Psilocybin gegen Rauchen

Psychedelic Science News

Jedes Jahr sterben in Deutschland weit über 100 000 Menschen an den Folgen des Rauchens. Psilocybin, der psychedelische Wirkstoff der Zauberpilze, könnte dabei helfen, diese Zahlen zu senken.

Neben Aufklärung und Prävention ist die Suchttherapie das wichtigste Mittel, um von Nikotinsucht betroffene Menschen beim Aufhören zu unterstützen. Klassische Therapieansätze verhelfen jedoch nur circa 30 Prozent der Teilnehmer dazu, für 12 Monate oder länger mit dem Rauchen aufzuhören. Forscher um Matthew W. Johnson von der John Hopkins Universität in Baltimore, USA, wollen deshalb einen Umbruch im Umgang mit an Nikotinsucht Erkrankten wagen: die Psilocybin-gestützte Suchttherapie, welche Elemente der klassischen Suchttherapie mit gut vorbereiteten psychedelischen Erfahrungen verbindet.

Für ihre Pilotstudie fanden die Forscher 15 Freiwillige, die im Mittel seit 30 Jahren rauchten und im Schnitt sechs gescheiterte Versuche hinter sich hatten, mit dem Rauchen aufzuhören. Die Therapie startete mit vier klassischen Therapiesitzungen im Abstand von je einer Woche. In einer ersten psychedelischen Sitzung wurde den Probanden im Rahmen einer gemeinsamen Therapiestunde eine moderate Dosis Psilocybin (20 mg/70 kg Körpergewicht) verabreicht. Ab diesem Stichtag galt es auch für alle Teilnehmer, mit dem Rauchen aufzuhören. Die Teilnehmer bekamen zwei Wochen Zeit, ihre erste Psilocybinerfahrung zu verarbeiten, dann folgte die zweite psychedelische Sitzung. Diesmal wurde ihnen eine stärkere Dosis Psilocybin (30 mg/70 kg) verabreicht, die sie wieder in einer geleiteten Therapiestunde zu sich nahmen. Nach einer einmonatigen Integrationszeit stand es den Probanden frei, an einer dritten Psilocybin-gestützten Therapiesitzung teilzunehmen. Damit endete die Therapie. Nun galt es für die Teilnehmer, die individuellen Erfahrungen und das von vielen als spirituell empfundene Erleben während des Psilocybin-Rausches in ein Ablegen der Sucht umzuwandeln.

Nach zehn Wochen sowie nach drei, sechs und zwölf Monaten wurden die Teilnehmer mittels Atem- und Urintests auf ihr Rauchverhalten getestet. In Selbstauskunftsbögen trafen sie zudem Aussagen zu ihrem persönlichen Wohlbefinden, Verhalten und ihrer Spiritualität. Das Ergebnis: Zehn Personen (60 Prozent) waren auch nach zwölf Monaten immer noch rauchfrei: eine Erfolgsverdoppelung im Vergleich zu etablierten nicht-psychedelischen Therapieformen.

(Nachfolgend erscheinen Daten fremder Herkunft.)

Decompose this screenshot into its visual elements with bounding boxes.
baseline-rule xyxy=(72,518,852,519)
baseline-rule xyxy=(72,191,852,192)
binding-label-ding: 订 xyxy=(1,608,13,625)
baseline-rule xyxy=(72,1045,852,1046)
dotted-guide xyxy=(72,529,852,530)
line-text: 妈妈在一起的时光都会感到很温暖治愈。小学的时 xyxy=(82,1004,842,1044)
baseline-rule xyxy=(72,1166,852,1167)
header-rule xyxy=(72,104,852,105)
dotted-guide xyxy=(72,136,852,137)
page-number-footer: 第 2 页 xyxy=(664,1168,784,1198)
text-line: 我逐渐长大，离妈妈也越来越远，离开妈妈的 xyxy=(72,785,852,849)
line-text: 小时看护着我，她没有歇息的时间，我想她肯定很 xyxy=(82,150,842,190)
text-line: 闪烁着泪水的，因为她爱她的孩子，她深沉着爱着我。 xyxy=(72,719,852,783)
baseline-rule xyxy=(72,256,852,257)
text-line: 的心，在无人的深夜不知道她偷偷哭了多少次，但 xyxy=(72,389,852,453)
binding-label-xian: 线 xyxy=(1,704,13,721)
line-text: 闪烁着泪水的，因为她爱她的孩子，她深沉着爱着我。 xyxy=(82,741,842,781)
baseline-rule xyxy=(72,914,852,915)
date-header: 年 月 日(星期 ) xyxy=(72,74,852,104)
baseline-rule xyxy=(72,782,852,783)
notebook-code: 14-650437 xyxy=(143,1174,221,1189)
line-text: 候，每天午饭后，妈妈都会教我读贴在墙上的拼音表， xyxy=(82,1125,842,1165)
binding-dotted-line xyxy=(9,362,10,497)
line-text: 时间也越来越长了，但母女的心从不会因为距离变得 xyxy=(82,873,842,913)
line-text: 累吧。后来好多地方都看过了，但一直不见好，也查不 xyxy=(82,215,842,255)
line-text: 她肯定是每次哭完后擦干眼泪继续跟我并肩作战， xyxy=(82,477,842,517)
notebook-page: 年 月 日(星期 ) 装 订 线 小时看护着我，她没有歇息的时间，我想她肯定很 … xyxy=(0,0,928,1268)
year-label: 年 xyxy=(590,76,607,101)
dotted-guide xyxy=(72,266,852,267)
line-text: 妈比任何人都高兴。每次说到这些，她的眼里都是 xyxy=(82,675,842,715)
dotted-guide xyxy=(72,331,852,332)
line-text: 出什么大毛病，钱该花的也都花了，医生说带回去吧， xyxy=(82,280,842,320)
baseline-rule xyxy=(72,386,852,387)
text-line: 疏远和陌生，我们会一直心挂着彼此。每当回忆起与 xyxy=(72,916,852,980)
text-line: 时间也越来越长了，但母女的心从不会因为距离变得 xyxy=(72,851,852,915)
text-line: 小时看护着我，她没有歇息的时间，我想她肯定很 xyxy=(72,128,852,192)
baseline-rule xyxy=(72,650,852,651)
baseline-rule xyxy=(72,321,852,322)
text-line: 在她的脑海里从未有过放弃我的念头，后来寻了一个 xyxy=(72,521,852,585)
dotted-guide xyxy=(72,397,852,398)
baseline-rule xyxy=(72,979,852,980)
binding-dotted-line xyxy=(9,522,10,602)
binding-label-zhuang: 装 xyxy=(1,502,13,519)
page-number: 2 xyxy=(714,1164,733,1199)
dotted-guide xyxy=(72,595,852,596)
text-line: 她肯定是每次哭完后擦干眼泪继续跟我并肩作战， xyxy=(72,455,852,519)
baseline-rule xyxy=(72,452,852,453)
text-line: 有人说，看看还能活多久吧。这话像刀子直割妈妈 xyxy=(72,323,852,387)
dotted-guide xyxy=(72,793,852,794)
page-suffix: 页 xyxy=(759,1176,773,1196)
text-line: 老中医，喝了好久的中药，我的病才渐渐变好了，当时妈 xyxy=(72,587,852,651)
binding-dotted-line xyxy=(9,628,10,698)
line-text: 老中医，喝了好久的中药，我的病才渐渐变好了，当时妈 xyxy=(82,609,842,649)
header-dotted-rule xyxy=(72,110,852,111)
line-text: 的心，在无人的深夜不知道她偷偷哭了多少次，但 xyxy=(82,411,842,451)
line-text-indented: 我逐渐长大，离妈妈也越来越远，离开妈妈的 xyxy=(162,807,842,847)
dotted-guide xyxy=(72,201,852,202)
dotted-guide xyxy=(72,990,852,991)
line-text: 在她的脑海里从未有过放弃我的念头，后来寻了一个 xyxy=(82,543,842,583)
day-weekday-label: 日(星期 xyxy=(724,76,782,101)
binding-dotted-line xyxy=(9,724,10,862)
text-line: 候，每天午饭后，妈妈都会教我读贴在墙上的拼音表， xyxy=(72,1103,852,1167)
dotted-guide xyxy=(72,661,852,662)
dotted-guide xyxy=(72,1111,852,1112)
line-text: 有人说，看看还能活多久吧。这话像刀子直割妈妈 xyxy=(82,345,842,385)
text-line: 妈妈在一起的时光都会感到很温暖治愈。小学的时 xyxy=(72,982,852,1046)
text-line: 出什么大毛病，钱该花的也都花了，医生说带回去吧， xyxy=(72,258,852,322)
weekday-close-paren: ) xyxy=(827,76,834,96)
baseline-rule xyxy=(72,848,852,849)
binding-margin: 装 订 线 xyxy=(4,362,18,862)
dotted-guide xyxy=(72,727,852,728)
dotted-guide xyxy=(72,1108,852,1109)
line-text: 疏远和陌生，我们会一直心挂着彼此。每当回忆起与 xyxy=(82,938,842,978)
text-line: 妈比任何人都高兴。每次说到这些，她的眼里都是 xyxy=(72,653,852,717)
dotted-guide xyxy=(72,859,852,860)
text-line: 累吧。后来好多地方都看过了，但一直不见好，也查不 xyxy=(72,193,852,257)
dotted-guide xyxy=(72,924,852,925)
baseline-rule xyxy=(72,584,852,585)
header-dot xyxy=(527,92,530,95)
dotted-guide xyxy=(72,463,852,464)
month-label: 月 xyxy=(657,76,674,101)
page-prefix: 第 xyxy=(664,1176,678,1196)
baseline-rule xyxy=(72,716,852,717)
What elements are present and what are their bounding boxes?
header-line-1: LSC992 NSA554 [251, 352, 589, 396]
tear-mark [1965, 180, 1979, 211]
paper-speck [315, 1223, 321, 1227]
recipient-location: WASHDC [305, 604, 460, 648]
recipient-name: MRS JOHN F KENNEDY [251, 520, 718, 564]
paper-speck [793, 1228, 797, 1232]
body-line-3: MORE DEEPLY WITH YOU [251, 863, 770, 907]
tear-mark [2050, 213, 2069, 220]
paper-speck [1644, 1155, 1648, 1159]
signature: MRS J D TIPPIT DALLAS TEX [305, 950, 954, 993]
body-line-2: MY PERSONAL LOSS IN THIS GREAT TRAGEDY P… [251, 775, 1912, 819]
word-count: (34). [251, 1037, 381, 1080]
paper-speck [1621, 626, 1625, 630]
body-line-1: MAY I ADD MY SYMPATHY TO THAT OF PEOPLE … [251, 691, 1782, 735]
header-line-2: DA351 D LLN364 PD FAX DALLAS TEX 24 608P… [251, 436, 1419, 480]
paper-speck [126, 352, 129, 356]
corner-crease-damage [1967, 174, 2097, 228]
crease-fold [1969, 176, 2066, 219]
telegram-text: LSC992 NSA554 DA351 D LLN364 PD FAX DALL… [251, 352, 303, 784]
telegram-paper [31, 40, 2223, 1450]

Die Forscher fanden dabei einen Zusammenhang zwischen dem selbst angegebenen spirituellen Empfinden während der Psilocybinerfahrung und dem Erfolg der Therapie (r = 0,55; p = 0,03). Ganz ohne Hindernisse war die psychedelische Therapie aber nicht für alle: Eine Person gab an, im psychedelischen Zustand schwere Kindheitserinnerungen wieder erlebt zu haben, was ihr allgemeines Wohlbefinden auch zwölf Monate später noch beeinträchtigte.

Obwohl diese Pilotstudie nur wenige Teilnehmer und keine interne Kontrollgruppe hatte, sehen die Autoren die Ergebnisse als wichtigen ersten Erfolg. Eine zweite Studie mit mehr Probanden und interner Kontrollgruppe läuft bereits seit 2016. Den Link zur Studie findet ihr hier.

Matthew W. Johnson et al., 2016: «Long Term follow-up of psilocybin-facilitated smoking cessation». The American Journal on Drug and Alcohol abuse, Vol. 43.